Revenue from non-members is recorded in either the category 'Donations, fundraising and other similar revenue', or 'Revenue from providing goods or services'.
You can’t change the type of information that must be reported within each category, however you can split or rename a category to make it more meaningful for your charity. You can also delete a category if it isn’t relevant to your charity. Refer to the Charities Services resource ‘Tier 3 Revenue and expenses categories’ for more information.
Why is revenue from members kept separate?
Separating revenue from members and non-members helps to show the reader the extent to which the charity is self-funded or funded from external sources. This is useful in understanding where a charity gets its revenue from to fund its activities.
Who are members?
For some charities it will be clear if they have members. For example, societies are membership based and will clearly have members. However, it may not be straightforward for all charities and some may decide that they do not have members.
There are a few factors that will help you identify if you have members:
- Members are a distinct group of people that are clearly separate from the general public.

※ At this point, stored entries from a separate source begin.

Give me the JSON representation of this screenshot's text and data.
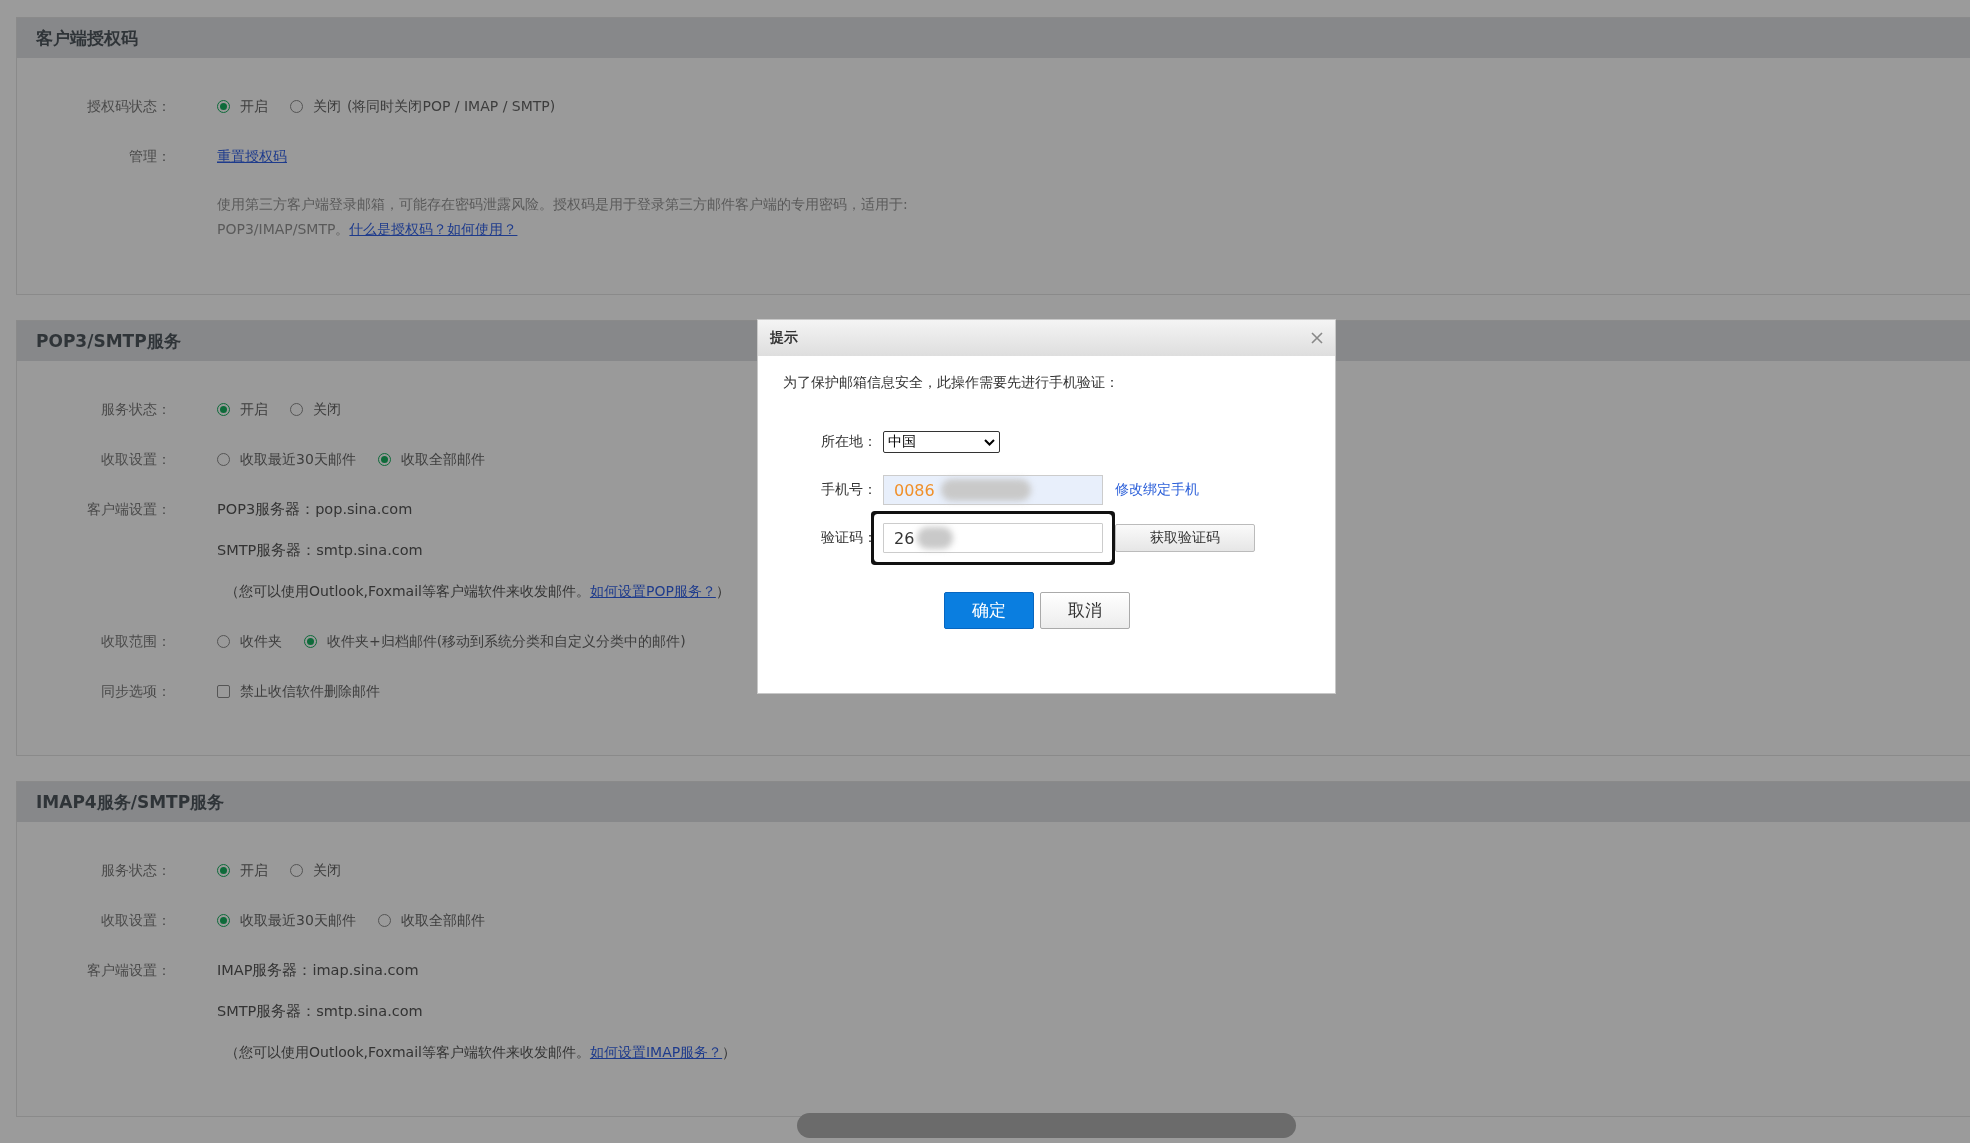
{
  "sections": [
    {
      "title": "客户端授权码",
      "rows": [
        {
          "kind": "radio",
          "label": "授权码状态：",
          "options": [
            {
              "label": "开启",
              "selected": true
            },
            {
              "label": "关闭",
              "selected": false,
              "note": "(将同时关闭POP / IMAP / SMTP)"
            }
          ]
        },
        {
          "kind": "link",
          "label": "管理：",
          "link": "重置授权码"
        },
        {
          "kind": "paragraph",
          "text": "使用第三方客户端登录邮箱，可能存在密码泄露风险。授权码是用于登录第三方邮件客户端的专用密码，适用于: POP3/IMAP/SMTP。",
          "link": "什么是授权码？如何使用？"
        }
      ]
    },
    {
      "title": "POP3/SMTP服务",
      "rows": [
        {
          "kind": "radio",
          "label": "服务状态：",
          "options": [
            {
              "label": "开启",
              "selected": true
            },
            {
              "label": "关闭",
              "selected": false
            }
          ]
        },
        {
          "kind": "radio",
          "label": "收取设置：",
          "options": [
            {
              "label": "收取最近30天邮件",
              "selected": false
            },
            {
              "label": "收取全部邮件",
              "selected": true
            }
          ]
        },
        {
          "kind": "servers",
          "label": "客户端设置：",
          "lines": [
            "POP3服务器：pop.sina.com",
            "SMTP服务器：smtp.sina.com"
          ],
          "note": {
            "before": "（您可以使用Outlook,Foxmail等客户端软件来收发邮件。",
            "link": "如何设置POP服务？",
            "after": "）"
          }
        },
        {
          "kind": "radio",
          "label": "收取范围：",
          "options": [
            {
              "label": "收件夹",
              "selected": false
            },
            {
              "label": "收件夹+归档邮件(移动到系统分类和自定义分类中的邮件)",
              "selected": true
            }
          ]
        },
        {
          "kind": "checkbox",
          "label": "同步选项：",
          "option": {
            "label": "禁止收信软件删除邮件",
            "checked": false
          }
        }
      ]
    },
    {
      "title": "IMAP4服务/SMTP服务",
      "rows": [
        {
          "kind": "radio",
          "label": "服务状态：",
          "options": [
            {
              "label": "开启",
              "selected": true
            },
            {
              "label": "关闭",
              "selected": false
            }
          ]
        },
        {
          "kind": "radio",
          "label": "收取设置：",
          "options": [
            {
              "label": "收取最近30天邮件",
              "selected": true
            },
            {
              "label": "收取全部邮件",
              "selected": false
            }
          ]
        },
        {
          "kind": "servers",
          "label": "客户端设置：",
          "lines": [
            "IMAP服务器：imap.sina.com",
            "SMTP服务器：smtp.sina.com"
          ],
          "note": {
            "before": "（您可以使用Outlook,Foxmail等客户端软件来收发邮件。",
            "link": "如何设置IMAP服务？",
            "after": "）"
          }
        }
      ]
    }
  ],
  "dialog": {
    "title": "提示",
    "message": "为了保护邮箱信息安全，此操作需要先进行手机验证：",
    "location": {
      "label": "所在地：",
      "value": "中国"
    },
    "phone": {
      "label": "手机号：",
      "value": "0086",
      "readonly": true,
      "link": "修改绑定手机"
    },
    "code": {
      "label": "验证码：",
      "value": "26",
      "focused": true,
      "button": "获取验证码"
    },
    "buttons": [
      {
        "label": "确定",
        "kind": "primary"
      },
      {
        "label": "取消",
        "kind": "secondary"
      }
    ]
  }
}
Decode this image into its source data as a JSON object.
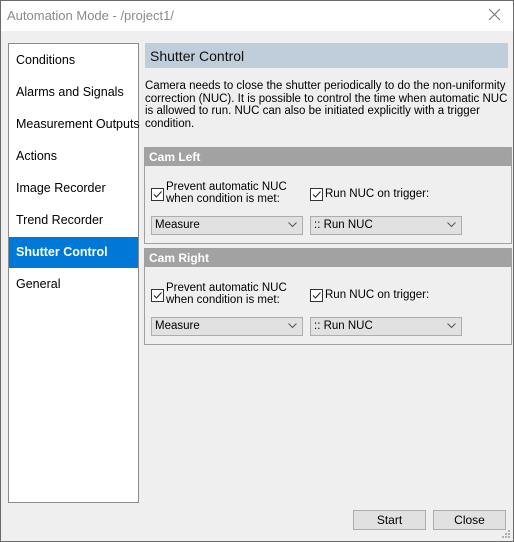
{
  "window": {
    "title": "Automation Mode - /project1/"
  },
  "sidebar": {
    "items": [
      {
        "label": "Conditions"
      },
      {
        "label": "Alarms and Signals"
      },
      {
        "label": "Measurement Outputs"
      },
      {
        "label": "Actions"
      },
      {
        "label": "Image Recorder"
      },
      {
        "label": "Trend Recorder"
      },
      {
        "label": "Shutter Control",
        "active": true
      },
      {
        "label": "General"
      }
    ]
  },
  "main": {
    "title": "Shutter Control",
    "description": "Camera needs to close the shutter periodically to do the non-uniformity correction (NUC). It is possible to control the time when automatic NUC is allowed to run. NUC can also be initiated explicitly with a trigger condition.",
    "groups": [
      {
        "title": "Cam Left",
        "prevent_label": "Prevent automatic NUC when condition is met:",
        "prevent_checked": true,
        "trigger_label": "Run NUC on trigger:",
        "trigger_checked": true,
        "condition_value": "Measure",
        "trigger_value": ":: Run NUC"
      },
      {
        "title": "Cam Right",
        "prevent_label": "Prevent automatic NUC when condition is met:",
        "prevent_checked": true,
        "trigger_label": "Run NUC on trigger:",
        "trigger_checked": true,
        "condition_value": "Measure",
        "trigger_value": ":: Run NUC"
      }
    ]
  },
  "footer": {
    "start_label": "Start",
    "close_label": "Close"
  },
  "colors": {
    "accent": "#0078d7",
    "header_band": "#c0cedc",
    "group_header": "#a2a2a2"
  }
}
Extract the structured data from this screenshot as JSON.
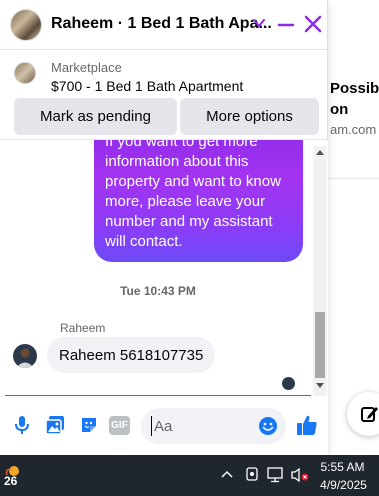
{
  "background": {
    "snippet_line1": "Possibl",
    "snippet_line2": "on",
    "snippet_domain": "am.com"
  },
  "chat": {
    "title": "Raheem · 1 Bed 1 Bath Apa...",
    "listing": {
      "source": "Marketplace",
      "price_title": "$700 - 1 Bed 1 Bath Apartment",
      "mark_pending_label": "Mark as pending",
      "more_options_label": "More options"
    },
    "messages": {
      "outgoing_text": "If you want to get more information about this property and want to know more, please leave your number and my assistant will contact.",
      "timestamp": "Tue 10:43 PM",
      "incoming_sender": "Raheem",
      "incoming_text": "Raheem 5618107735"
    },
    "composer": {
      "placeholder": "Aa",
      "gif_label": "GIF"
    },
    "colors": {
      "accent": "#8b2be8",
      "brand_blue": "#1877f2",
      "bubble_in": "#f0f2f5",
      "button_bg": "#e4e6eb"
    }
  },
  "taskbar": {
    "temperature": "26",
    "time": "5:55 AM",
    "date": "4/9/2025"
  }
}
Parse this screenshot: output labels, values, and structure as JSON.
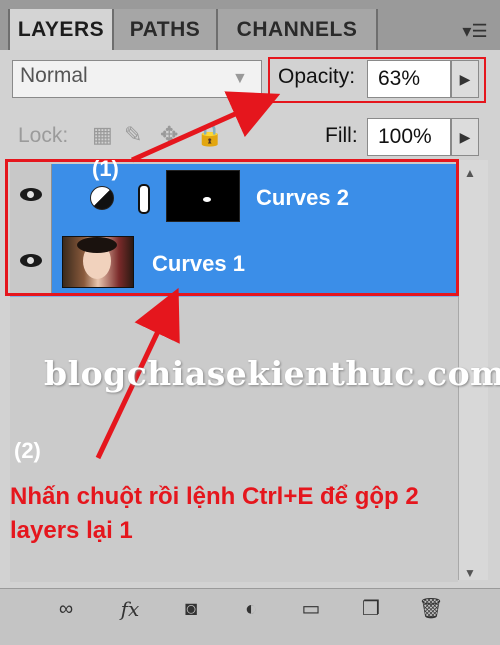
{
  "tabs": [
    "LAYERS",
    "PATHS",
    "CHANNELS"
  ],
  "panel_menu_icon": "panel-menu-icon",
  "blend_mode": "Normal",
  "opacity_label": "Opacity:",
  "opacity_value": "63%",
  "lock_label": "Lock:",
  "fill_label": "Fill:",
  "fill_value": "100%",
  "layers": [
    {
      "name": "Curves 2",
      "visible": true
    },
    {
      "name": "Curves 1",
      "visible": true
    }
  ],
  "annotations": {
    "step1": "(1)",
    "step2": "(2)",
    "watermark": "blogchiasekienthuc.com",
    "instruction": "Nhấn chuột rồi lệnh Ctrl+E để gộp 2 layers lại 1",
    "accent_color": "#e5161d"
  },
  "toolbar_icons": [
    "link-layers-icon",
    "fx-icon",
    "mask-icon",
    "adjustment-layer-icon",
    "folder-icon",
    "new-layer-icon",
    "trash-icon"
  ]
}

- Members may have access to benefits, goods or services that are not available to the general public.
- Members can be involved in decision making. This will often happen at an Annual General Meeting.
- Membership commonly involves some form of contribution towards the charity - for example, membership fees, subscriptions, attendance expectation, or volunteering.
How do we separate member revenue?
Keeping some revenue from members separate, such as membership fees, will be relatively straightforward. In other situations it can be more complicated and you will need to use judgment to determine how you will record the revenue. Here are some examples:
An annual fair is held every year to raise money from the community. The attendees will mainly be from the wider community, but a small percentage will be members. The charity knows that a small percentage of revenue from the annual fair will be from members but it will be difficult to separate these. The charity decides:
All revenue from the annual fair will be recorded in the category ‘Donations, fundraising and other similar revenue’.
The event is mainly for the members, but they are encouraged to invite friends and family. The nature of the event makes it difficult to track non-members. Revenue from the event is from koha on entry and a raffle. On the quiz night, the organisers make a note that about 25% of the attendees are non-members. The charity decides:
25% of revenue will be recorded in the category ‘Donations, fundraising and other similar revenue’. 75% of revenue will be recorded in the category ‘Fees, subscriptions and other revenue from members’. It will explain in the notes the judgement made about splitting the quiz night revenue: “Revenue from the quiz night was split; 75% from members, 25% from non-members.”
Educational classes are attended by members and the general public. The instructor keeps a record of who attends the class and the amounts they have paid. The charity knows who the members are. Therefore, the instructor’s records make it straightforward to record which revenue is from members and which is from non-members. The charity decides:
Revenue from non-members will be recorded in the category ‘Revenue from providing goods or services’. Revenue from members will be recorded in the category ‘Fees, subscriptions and other revenue from members’.
Frozen meal fundraiser
As a fundraiser, members are asked to sell frozen meals to their friends, family and work colleagues. The charity decides that they cannot easily record whether they are receiving revenue from members or non-members. The charity decides:
All revenue from the frozen meal fundraiser will be recorded in the category ‘Donations, fundraising and other similar revenue’.
How do we show the total revenue for an activity when member and non-member revenue is separated?
The Tier 3 Standard requires that revenue from members and non-members be reported separately. However, if a charity wants to show the total revenue from activities such as the quiz night or net proceeds of an activity, it can provide this information in the notes.